Fundamental Novel Consistency Theory: $H$-Consistency Bounds
Yutao Zhong
TL;DR
This work develops a comprehensive, hypothesis-set–dependent theory of H-consistency bounds that quantify how closely a surrogate loss tracks a target loss across binary and multi-class classification tasks, including adversarial robustness. It introduces minimizability gaps to capture intrinsic limitations of a chosen hypothesis class, and provides universal transformation tools (Psi/Gamma and error-transformations) to derive tight, distribution-aware bounds for a broad family of surrogates, including comp-sum and constrained losses. The framework yields new, tight bounds for linear models and one-hidden-layer neural networks, extends to adversarial settings with both negative and positive results (notably favoring non-convex or margin-based surrogates like rho-margin), and validates the theory with simulations and large-scale experiments (e.g., CIFAR datasets). A key outcome is a universal square-root growth rate near zero for smooth surrogates in both binary and multi-class tasks, guiding surrogate selection through minimizability gaps and class-count considerations. The results provide principled guidance for designing and analyzing surrogate losses and learning algorithms with stronger, predictor- and distribution-aware guarantees, including robust learning paradigms.
Abstract
In machine learning, the loss functions optimized during training often differ from the target loss that defines task performance due to computational intractability or lack of differentiability. We present an in-depth study of the target loss estimation error relative to the surrogate loss estimation error. Our analysis leads to $H$-consistency bounds, which are guarantees accounting for the hypothesis set $H$. These bounds offer stronger guarantees than Bayes-consistency or $H$-calibration and are more informative than excess error bounds. We begin with binary classification, establishing tight distribution-dependent and -independent bounds. We provide explicit bounds for convex surrogates (including linear models and neural networks) and analyze the adversarial setting for surrogates like $ρ$-margin and sigmoid loss. Extending to multi-class classification, we present the first $H$-consistency bounds for max, sum, and constrained losses, covering both non-adversarial and adversarial scenarios. We demonstrate that in some cases, non-trivial $H$-consistency bounds are unattainable.
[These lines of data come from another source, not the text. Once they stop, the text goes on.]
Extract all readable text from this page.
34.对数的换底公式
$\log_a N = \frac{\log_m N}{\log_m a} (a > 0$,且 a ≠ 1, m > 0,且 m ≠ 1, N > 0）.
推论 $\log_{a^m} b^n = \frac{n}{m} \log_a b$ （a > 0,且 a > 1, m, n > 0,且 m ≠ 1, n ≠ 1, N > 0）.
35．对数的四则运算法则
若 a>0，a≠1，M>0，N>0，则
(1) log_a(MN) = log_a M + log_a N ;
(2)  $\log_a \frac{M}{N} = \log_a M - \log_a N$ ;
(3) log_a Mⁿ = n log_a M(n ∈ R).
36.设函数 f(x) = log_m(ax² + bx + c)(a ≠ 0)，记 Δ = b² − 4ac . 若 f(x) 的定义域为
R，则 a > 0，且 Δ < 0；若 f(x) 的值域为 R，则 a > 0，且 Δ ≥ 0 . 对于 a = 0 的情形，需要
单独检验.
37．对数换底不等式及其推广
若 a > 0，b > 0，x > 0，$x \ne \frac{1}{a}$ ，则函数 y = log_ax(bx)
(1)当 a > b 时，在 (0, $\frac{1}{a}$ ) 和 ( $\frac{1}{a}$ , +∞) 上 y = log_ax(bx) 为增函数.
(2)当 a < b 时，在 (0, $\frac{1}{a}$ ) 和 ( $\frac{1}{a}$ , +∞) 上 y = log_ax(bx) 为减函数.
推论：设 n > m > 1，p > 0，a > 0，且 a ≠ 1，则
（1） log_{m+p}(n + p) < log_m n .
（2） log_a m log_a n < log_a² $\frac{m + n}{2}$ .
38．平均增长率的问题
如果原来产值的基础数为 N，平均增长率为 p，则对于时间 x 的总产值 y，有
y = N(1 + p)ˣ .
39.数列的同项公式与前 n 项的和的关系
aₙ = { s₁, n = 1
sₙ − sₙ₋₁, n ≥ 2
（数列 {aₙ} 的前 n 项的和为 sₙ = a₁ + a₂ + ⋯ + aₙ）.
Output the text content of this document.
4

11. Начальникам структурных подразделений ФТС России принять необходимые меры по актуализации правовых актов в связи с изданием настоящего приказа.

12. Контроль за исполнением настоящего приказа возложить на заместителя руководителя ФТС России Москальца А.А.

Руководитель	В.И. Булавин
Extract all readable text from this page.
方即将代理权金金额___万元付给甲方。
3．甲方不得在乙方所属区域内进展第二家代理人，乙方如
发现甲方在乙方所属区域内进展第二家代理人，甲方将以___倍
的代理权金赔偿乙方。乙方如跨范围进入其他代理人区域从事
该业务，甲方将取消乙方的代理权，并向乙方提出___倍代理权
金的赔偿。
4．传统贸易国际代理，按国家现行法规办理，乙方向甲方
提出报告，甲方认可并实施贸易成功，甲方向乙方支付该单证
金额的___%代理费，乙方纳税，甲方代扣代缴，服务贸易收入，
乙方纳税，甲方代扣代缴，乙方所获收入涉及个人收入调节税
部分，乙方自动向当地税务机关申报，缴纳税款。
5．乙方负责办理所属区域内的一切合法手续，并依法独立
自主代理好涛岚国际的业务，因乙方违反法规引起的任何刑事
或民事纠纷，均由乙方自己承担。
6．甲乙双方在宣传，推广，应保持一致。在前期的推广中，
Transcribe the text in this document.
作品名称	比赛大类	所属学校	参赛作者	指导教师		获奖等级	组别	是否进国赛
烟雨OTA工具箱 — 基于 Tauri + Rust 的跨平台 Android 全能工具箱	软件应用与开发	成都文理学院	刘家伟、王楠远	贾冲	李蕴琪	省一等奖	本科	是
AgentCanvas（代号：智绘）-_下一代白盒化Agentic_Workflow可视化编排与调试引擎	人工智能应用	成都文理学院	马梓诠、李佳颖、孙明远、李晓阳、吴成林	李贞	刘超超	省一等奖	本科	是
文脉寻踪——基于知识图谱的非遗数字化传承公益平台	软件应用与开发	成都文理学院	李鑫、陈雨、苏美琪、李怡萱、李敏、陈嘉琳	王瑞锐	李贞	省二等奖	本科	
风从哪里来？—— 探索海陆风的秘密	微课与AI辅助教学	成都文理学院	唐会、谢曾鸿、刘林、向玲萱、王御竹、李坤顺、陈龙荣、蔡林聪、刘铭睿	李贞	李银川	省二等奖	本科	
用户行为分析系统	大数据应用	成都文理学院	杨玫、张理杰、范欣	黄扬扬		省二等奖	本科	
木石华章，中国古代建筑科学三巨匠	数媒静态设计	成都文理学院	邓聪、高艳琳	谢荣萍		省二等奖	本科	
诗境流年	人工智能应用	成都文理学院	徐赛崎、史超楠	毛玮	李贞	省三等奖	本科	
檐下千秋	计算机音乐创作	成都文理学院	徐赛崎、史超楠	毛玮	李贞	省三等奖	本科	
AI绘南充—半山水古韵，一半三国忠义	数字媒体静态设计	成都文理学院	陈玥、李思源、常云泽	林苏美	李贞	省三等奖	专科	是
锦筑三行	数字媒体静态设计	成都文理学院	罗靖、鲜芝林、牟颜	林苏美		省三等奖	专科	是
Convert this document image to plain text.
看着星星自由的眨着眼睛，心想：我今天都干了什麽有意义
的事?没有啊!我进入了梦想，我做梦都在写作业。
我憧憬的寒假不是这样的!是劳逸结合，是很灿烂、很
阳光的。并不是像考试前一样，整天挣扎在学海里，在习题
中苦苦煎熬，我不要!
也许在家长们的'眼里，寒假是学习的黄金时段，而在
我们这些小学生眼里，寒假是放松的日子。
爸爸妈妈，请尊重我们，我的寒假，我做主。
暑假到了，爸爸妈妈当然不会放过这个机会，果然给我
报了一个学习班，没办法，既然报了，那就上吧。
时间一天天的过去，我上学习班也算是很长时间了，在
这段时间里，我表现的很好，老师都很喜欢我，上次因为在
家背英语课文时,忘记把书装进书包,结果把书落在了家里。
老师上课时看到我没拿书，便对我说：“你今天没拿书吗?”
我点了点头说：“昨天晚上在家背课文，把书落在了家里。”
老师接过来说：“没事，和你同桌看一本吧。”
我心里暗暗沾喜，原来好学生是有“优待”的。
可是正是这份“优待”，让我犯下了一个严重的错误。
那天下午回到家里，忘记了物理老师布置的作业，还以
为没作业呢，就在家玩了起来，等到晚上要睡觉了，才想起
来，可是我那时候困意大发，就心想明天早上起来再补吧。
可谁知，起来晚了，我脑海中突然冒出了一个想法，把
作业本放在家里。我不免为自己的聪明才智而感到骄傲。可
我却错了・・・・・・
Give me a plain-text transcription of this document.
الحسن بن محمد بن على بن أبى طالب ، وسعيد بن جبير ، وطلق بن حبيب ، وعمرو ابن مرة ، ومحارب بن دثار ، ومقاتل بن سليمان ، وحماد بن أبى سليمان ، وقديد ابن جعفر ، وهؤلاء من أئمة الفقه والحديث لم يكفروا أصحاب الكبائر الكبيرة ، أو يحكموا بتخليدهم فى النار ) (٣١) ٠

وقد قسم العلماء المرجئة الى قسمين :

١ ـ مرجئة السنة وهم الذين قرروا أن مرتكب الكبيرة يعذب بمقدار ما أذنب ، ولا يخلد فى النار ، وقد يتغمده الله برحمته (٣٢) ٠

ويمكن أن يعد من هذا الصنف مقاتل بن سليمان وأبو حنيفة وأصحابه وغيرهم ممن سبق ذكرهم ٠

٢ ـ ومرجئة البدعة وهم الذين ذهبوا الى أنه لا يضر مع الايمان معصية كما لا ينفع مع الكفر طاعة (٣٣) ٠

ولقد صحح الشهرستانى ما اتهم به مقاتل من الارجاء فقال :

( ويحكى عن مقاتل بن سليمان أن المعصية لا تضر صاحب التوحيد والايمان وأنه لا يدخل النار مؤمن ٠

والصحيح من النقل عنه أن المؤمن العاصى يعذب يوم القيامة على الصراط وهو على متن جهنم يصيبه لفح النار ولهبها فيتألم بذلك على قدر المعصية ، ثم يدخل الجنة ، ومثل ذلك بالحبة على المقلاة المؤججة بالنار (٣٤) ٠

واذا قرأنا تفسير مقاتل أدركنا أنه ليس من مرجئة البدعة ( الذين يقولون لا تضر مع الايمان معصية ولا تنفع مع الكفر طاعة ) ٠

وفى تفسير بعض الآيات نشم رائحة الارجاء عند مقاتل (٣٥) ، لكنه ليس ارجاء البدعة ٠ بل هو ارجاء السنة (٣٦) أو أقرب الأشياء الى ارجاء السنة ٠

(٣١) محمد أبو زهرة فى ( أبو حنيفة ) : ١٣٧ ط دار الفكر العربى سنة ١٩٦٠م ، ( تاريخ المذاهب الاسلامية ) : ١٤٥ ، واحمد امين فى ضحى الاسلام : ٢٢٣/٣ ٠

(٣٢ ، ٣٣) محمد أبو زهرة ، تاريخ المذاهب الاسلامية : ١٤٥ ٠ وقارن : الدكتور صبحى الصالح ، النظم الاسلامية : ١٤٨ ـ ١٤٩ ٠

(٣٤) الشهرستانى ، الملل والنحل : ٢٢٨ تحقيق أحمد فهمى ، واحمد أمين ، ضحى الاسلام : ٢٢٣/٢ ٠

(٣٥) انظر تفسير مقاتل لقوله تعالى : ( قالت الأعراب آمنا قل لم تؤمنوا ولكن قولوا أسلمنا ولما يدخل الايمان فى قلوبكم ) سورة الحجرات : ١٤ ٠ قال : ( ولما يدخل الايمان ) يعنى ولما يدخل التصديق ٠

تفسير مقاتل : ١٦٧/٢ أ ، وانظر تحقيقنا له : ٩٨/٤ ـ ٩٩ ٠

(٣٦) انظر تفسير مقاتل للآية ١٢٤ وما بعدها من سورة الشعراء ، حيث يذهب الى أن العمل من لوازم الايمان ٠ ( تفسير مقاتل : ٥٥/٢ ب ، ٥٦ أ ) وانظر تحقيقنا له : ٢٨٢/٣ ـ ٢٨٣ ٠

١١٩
We also investigate comp-sum losses (e.g., cross-entropy, MAE), deriving their first $H$-consistency bounds and introducing smooth adversarial variants that yield robust learning algorithms. We develop a comprehensive framework for deriving these bounds across various surrogates, introducing new characterizations for constrained and comp-sum losses. Finally, we examine the growth rates of $H$-consistency bounds, establishing a universal square-root growth rate for smooth surrogates in binary and multi-class tasks, and analyze minimizability gaps to guide surrogate selection.